André Ekama : Il y a ce revers de la médaille, quand on a longtemps côtoyé l’occident avec ses libertés. On voudrait les revivre promptement en Afrique où le respect est encore perçu autrement. Le problème récurrent est que, lorsqu’on va passer des congés en Afrique, il y a une autre considération de l’individu qui revient au pays. Il est perçu comme celui qui est déjà arrivé, qui a réussi et qui est aujourd’hui au-dessus du besoin matériel. C’est dans cet esprit donc que certains n’hésitent pas à se montrer en faisant de somptueuses dépenses ou, comme on dit, au Cameroun, en faisant du « farottage », si vous me permettez l’expression. Ceux qui reviennent donc en toute modestie et essaient de faire comprendre que l’Europe n’est pas le Paradis sont mal vus. On les accuse d’hypocrisie et d’égoïsme… Je présente aussi dans Les trésors d’Ombramkuza cette dichotomie qui caractérise ces pays aux ressources indénombrables mais en retard de développement. Car ce contraste questionne aussi les populations locales qui se demandent : à quoi sert même l’or, le pétrole, le gaz et autres minerais alors que la pauvreté gangrène ? Je dis d’emblée que ceux qui utilisent la manne à leur propre compte sans vouloir la redistribuer aux autres alimentent le déclin de cette Afrique riche. L’Europe s’est construite parce que la volonté de partage demeure au sommet de l’Etat. Il faut donner à chacun une part pour la rendre utile. Les jeunes désœuvrés ne sauront bâtir une vision de progrès si leurs chances sont réduites. Les jeunes qui retournent veulent qu’il y ait une adéquation avec leur vécu et qu’on leur donne une chance d’exprimer leur savoir faire. La ressource humaine doit être galvanisée et davantage exploitée. D’où la nécessité de lancer des grands chantiers réguliers pour rendre opérationnel une grande frange de la population. Car les moyens ne manquent pas ! C’est la volonté de certains qui fait défaut.

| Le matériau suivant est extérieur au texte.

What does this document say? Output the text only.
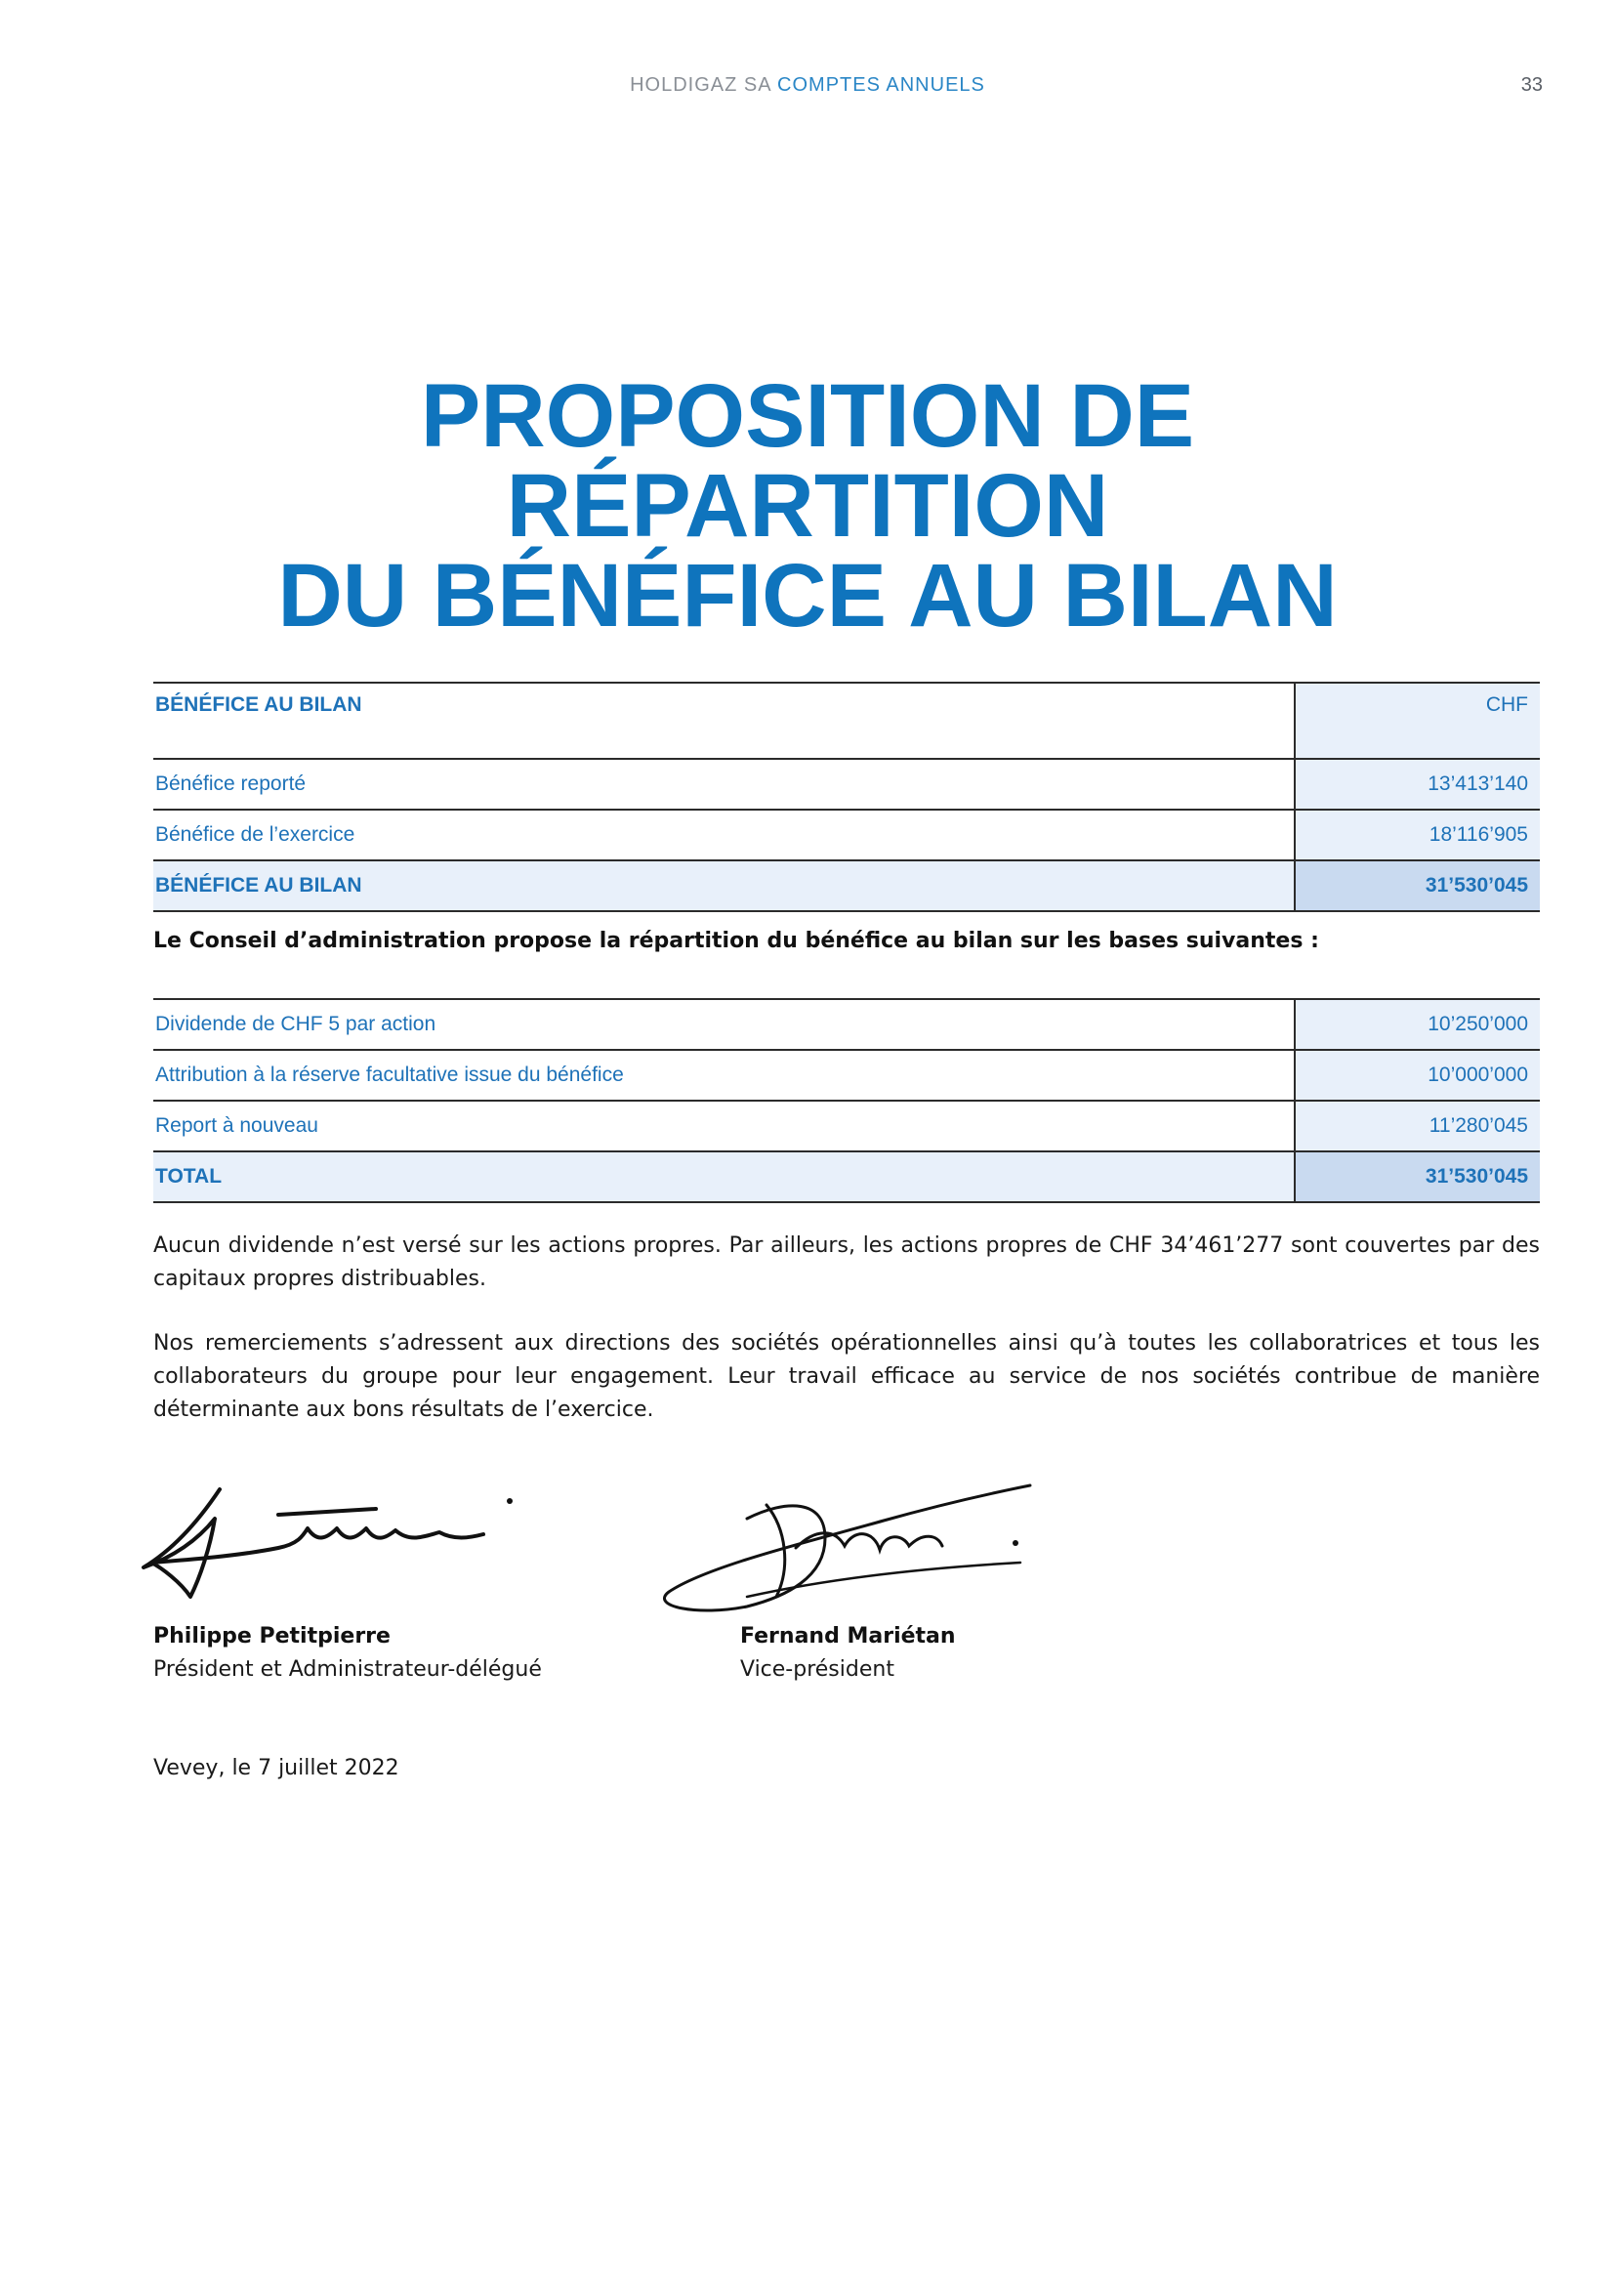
HOLDIGAZ SA COMPTES ANNUELS	33
PROPOSITION DE
RÉPARTITION
DU BÉNÉFICE AU BILAN
BÉNÉFICE AU BILAN	CHF
Bénéfice reporté	13’413’140
Bénéfice de l’exercice	18’116’905
BÉNÉFICE AU BILAN	31’530’045
Le Conseil d’administration propose la répartition du bénéfice au bilan sur les bases suivantes :
Dividende de CHF 5 par action	10’250’000
Attribution à la réserve facultative issue du bénéfice	10’000’000
Report à nouveau	11’280’045
TOTAL	31’530’045

Aucun dividende n’est versé sur les actions propres. Par ailleurs, les actions propres de CHF 34’461’277 sont couvertes par des capitaux propres distribuables.

Nos remerciements s’adressent aux directions des sociétés opérationnelles ainsi qu’à toutes les collaboratrices et tous les collaborateurs du groupe pour leur engagement. Leur travail efficace au service de nos sociétés contribue de manière déterminante aux bons résultats de l’exercice.

Philippe Petitpierre
Président et Administrateur-délégué
Fernand Mariétan
Vice-président
Vevey, le 7 juillet 2022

Afrik.com : Vos textes sont pleins d’humour. C’est le meilleur moyen de parler des sujets sérieux comme la corruption en Afrique, l’influence négative des extractions de pétrole pour les peuples, la liberté de la presse, l’influence grandissante de la Chine en Afrique ou la vie chère ?

André Ekama : J’aime beaucoup rire. Et le rire me permet de vite surpasser les problèmes même les plus épineux. Je crois que les hommes ont besoin de cette forme d’humour. Vous pouvez constater les quotas dans les émissions d’humour à la télévision. Donc parler du sérieux mais en l’enveloppant dans de l’humour est selon moi la meilleure manière de conscientiser même les plus sceptiques. Dans mon œuvre « Im Spinnennetz der Privilegien » traduit les toiles de privilèges, je présente des scénarios de corruption dans la société. Et beaucoup rient lors de mes lectures, alors que nous sommes tous victimes des dérives de certains qui nous font payer leur service alors qu’ils sont des serviteurs de l’Etat et reçoivent tout de même un salaire mensuel. Au Cameroun, on dit « on va faire comment ? » Je crois qu’il est temps de comprendre qu’aucune solution miracle ne viendra si nous ne tenons pas à faire bouger les choses. Notre rôle en tant qu’écrivain consiste donc à dénoncer les drames et d’interpeller avant que leurs effets dévastateurs ne se produisent.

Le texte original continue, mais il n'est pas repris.